Book Review: Best American Infographics 2014

Infographic on Infographics
I thought I would use the theme of Infographics to review a book about Infographics. The book is the second year of the Best American Infographics and like last year’s version, it is a wonderful read, chock full of amazing data representations. My infographic shows my interest level in the various articles in the collection. Not every scientific, I guess, but a good overview of what I thought as I was reading the collection (edited by Gareth Cook, with an introduction by Nate Silver).

What I like most is how surprised I am by some of the pieces, from the one where someone geotagged their cat as it wandered through their city block all day; to the way that a baseball looks for the batter, depending on the kind of pitch; to a map of every single reference to every single joke in the first seasons of Arrested Development; to the evolution of email in our lives; to the migration of birds and how the numbers are dropping; to whether a tweet was written by a human or twitter-bot. There are just too many cool infographics to even mention here.

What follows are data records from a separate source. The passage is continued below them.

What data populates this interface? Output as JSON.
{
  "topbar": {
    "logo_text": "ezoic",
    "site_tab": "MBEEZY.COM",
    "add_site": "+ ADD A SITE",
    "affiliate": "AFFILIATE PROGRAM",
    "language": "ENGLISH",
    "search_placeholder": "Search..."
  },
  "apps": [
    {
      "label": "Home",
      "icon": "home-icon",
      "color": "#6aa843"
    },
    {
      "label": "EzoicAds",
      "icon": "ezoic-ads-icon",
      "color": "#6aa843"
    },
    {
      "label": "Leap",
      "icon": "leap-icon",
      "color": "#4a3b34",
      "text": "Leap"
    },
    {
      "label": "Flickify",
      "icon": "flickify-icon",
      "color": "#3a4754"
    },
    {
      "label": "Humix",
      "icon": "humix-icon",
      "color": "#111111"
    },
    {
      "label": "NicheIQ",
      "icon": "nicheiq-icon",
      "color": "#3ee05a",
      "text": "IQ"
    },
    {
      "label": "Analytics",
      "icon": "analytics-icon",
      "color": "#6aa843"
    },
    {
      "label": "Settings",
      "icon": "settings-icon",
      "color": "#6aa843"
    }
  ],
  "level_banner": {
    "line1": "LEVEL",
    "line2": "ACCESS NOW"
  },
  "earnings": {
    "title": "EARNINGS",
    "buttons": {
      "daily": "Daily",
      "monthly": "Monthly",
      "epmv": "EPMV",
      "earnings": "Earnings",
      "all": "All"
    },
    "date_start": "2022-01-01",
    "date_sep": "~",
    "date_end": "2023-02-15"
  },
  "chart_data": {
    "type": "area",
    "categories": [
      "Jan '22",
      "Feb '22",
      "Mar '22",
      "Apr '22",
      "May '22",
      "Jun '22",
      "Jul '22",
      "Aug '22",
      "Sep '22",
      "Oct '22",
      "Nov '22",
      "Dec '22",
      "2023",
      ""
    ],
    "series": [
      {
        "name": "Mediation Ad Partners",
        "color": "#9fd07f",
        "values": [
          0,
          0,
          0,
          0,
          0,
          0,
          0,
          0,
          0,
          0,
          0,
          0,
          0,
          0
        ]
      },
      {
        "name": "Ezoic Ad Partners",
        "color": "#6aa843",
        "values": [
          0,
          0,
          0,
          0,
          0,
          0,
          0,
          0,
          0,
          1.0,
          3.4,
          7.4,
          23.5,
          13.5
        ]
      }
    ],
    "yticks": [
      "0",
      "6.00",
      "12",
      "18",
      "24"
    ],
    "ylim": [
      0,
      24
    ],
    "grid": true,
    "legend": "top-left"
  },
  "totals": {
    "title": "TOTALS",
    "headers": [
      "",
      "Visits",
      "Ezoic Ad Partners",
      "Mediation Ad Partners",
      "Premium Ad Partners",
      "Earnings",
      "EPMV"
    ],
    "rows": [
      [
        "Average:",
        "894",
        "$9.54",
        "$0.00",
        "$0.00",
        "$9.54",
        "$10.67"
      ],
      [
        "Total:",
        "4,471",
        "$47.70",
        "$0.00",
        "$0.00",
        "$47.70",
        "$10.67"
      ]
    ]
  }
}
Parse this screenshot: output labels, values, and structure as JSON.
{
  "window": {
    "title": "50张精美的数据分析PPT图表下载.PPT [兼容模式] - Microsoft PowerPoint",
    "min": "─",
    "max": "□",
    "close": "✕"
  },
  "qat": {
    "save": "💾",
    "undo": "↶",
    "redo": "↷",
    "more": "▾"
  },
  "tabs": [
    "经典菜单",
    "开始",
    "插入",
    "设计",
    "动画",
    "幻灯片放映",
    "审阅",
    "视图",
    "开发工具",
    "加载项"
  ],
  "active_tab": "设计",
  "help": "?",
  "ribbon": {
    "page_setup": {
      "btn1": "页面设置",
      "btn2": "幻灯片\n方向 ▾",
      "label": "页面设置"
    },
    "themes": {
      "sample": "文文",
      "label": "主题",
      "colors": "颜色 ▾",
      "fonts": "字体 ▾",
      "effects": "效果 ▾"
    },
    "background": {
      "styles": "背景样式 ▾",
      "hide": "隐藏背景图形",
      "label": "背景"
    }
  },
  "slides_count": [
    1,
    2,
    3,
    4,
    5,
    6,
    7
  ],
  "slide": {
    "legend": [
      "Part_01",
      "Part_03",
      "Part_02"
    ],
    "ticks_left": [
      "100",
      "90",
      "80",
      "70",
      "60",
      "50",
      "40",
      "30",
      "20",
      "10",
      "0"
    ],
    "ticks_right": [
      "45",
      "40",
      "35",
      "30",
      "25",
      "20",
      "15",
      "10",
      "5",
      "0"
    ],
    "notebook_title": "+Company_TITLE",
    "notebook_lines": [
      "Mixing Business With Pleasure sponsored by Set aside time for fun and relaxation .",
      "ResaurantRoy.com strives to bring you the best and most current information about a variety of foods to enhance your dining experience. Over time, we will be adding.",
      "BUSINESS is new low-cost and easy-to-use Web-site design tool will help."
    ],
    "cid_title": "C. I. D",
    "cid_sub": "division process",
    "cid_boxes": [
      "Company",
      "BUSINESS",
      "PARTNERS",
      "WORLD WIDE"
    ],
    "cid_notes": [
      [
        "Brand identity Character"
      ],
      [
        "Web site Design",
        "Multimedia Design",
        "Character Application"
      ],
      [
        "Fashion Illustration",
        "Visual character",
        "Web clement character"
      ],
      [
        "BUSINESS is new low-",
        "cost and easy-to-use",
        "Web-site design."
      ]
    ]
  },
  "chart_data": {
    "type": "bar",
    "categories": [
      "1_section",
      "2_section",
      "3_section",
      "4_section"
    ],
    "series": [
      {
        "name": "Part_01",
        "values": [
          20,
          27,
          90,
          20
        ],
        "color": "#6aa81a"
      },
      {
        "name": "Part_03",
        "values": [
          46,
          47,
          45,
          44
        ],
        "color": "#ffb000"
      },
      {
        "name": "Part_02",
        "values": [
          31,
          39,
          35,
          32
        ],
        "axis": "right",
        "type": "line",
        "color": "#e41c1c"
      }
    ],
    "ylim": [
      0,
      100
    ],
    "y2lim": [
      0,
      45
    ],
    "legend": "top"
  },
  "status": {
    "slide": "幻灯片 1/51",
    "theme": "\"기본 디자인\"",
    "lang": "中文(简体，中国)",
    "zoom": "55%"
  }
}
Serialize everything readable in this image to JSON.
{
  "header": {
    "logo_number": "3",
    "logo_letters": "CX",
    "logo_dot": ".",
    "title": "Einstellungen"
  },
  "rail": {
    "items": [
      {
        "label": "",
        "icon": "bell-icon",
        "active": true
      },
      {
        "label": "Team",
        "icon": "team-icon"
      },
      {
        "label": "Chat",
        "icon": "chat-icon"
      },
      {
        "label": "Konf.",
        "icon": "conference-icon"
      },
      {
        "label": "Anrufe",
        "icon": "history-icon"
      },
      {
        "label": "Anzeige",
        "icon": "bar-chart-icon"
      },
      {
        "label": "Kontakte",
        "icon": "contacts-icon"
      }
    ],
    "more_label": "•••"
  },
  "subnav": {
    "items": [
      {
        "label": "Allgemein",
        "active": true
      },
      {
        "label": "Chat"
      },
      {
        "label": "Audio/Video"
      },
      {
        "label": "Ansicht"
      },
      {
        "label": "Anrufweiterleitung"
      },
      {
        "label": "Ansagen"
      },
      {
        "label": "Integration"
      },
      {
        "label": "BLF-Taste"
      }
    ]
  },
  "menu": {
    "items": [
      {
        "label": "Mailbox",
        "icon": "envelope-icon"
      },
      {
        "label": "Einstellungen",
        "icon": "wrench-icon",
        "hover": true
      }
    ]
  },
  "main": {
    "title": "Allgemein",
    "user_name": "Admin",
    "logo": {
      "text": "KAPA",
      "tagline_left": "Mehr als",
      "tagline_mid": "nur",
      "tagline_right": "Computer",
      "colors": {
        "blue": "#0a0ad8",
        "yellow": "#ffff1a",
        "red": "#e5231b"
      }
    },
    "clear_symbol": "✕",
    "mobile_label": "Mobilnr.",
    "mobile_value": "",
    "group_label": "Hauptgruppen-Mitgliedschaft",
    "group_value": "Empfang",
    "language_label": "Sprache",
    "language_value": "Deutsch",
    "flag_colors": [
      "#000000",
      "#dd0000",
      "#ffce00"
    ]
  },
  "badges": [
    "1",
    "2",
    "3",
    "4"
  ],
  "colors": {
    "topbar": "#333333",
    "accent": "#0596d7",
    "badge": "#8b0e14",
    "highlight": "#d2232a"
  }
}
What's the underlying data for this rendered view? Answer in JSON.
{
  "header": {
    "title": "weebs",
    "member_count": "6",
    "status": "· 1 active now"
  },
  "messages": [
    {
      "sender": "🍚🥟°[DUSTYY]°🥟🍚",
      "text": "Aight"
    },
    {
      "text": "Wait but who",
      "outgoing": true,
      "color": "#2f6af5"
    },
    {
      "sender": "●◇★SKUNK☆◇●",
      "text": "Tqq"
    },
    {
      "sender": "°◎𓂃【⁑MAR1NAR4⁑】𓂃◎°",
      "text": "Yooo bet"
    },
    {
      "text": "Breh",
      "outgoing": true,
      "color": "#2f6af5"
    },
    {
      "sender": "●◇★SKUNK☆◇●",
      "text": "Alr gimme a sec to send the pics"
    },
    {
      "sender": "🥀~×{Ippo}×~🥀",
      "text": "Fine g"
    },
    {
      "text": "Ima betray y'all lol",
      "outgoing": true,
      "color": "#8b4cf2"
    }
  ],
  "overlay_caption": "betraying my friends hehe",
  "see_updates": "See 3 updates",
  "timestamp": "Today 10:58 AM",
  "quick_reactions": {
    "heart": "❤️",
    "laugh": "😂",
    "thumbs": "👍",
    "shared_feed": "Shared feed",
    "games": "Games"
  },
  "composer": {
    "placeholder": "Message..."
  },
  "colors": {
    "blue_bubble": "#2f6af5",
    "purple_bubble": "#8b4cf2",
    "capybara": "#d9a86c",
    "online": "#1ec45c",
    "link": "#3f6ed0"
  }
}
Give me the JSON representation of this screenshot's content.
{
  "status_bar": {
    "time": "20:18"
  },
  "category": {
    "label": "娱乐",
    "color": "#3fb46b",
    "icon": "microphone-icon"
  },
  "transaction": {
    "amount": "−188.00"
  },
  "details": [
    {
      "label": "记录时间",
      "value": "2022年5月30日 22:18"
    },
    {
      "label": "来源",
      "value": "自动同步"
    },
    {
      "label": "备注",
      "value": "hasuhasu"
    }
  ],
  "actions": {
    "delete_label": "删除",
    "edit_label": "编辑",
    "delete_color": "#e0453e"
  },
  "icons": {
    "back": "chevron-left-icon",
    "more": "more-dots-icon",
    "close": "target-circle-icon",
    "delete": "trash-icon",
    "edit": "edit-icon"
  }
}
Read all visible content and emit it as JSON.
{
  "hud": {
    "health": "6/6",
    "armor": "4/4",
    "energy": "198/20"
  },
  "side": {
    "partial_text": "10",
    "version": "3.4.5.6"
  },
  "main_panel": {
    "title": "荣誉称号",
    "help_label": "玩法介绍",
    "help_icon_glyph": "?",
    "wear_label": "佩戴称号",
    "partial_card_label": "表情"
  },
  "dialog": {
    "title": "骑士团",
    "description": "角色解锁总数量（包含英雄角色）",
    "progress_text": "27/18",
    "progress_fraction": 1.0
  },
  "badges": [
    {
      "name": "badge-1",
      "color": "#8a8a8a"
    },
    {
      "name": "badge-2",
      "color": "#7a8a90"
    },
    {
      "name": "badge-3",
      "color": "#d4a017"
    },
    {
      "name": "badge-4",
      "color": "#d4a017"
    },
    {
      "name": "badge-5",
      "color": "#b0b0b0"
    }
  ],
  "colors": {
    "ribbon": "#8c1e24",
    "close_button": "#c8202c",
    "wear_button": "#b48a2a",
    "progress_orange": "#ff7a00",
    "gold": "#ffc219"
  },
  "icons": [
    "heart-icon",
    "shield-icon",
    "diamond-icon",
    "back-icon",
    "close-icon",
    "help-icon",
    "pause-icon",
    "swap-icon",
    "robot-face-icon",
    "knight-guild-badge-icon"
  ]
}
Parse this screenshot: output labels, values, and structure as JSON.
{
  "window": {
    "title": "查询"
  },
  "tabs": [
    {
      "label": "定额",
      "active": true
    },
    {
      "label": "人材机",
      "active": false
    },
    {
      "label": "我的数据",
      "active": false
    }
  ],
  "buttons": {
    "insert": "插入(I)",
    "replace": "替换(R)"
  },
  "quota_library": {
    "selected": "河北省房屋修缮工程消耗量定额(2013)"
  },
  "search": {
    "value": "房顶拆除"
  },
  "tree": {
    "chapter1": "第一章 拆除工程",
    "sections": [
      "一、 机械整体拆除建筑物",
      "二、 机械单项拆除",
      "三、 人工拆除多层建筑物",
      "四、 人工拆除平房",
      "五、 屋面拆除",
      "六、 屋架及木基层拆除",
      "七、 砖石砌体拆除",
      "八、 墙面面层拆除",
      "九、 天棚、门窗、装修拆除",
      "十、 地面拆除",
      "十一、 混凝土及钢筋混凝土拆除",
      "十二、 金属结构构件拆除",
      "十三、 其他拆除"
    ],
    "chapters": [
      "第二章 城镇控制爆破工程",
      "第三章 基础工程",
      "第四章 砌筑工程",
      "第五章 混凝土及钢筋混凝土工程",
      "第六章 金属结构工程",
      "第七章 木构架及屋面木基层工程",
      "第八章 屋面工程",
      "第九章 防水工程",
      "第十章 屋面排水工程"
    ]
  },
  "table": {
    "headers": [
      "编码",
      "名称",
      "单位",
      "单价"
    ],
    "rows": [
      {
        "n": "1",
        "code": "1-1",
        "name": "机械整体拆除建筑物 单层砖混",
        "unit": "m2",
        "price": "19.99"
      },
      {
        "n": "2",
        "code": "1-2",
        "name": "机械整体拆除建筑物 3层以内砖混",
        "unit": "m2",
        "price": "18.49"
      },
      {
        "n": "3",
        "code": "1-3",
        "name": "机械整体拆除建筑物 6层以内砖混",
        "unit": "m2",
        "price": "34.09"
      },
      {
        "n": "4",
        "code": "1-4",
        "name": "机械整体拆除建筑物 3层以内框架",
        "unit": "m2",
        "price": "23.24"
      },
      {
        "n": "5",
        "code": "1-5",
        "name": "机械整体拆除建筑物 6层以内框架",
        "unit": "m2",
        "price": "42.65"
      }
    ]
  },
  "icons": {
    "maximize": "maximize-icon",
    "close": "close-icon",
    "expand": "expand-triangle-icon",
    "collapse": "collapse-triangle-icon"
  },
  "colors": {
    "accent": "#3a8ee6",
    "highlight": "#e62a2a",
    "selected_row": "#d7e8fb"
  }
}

But I did want to mention that the interactive infographics are online for perusing (Check out the drone attack/casualty chart … it will break your heart and open your eyes to the faraway battlefields).

I am also very curious about the free Map Stack tool that has been made available for anyone to use. It gets a whole page in the book, and the group that developed it got funding to give Map Stack away to journalists and others, to create data-centered mapping projects. I have no idea how to use it or why, but it seems worth the time to consider.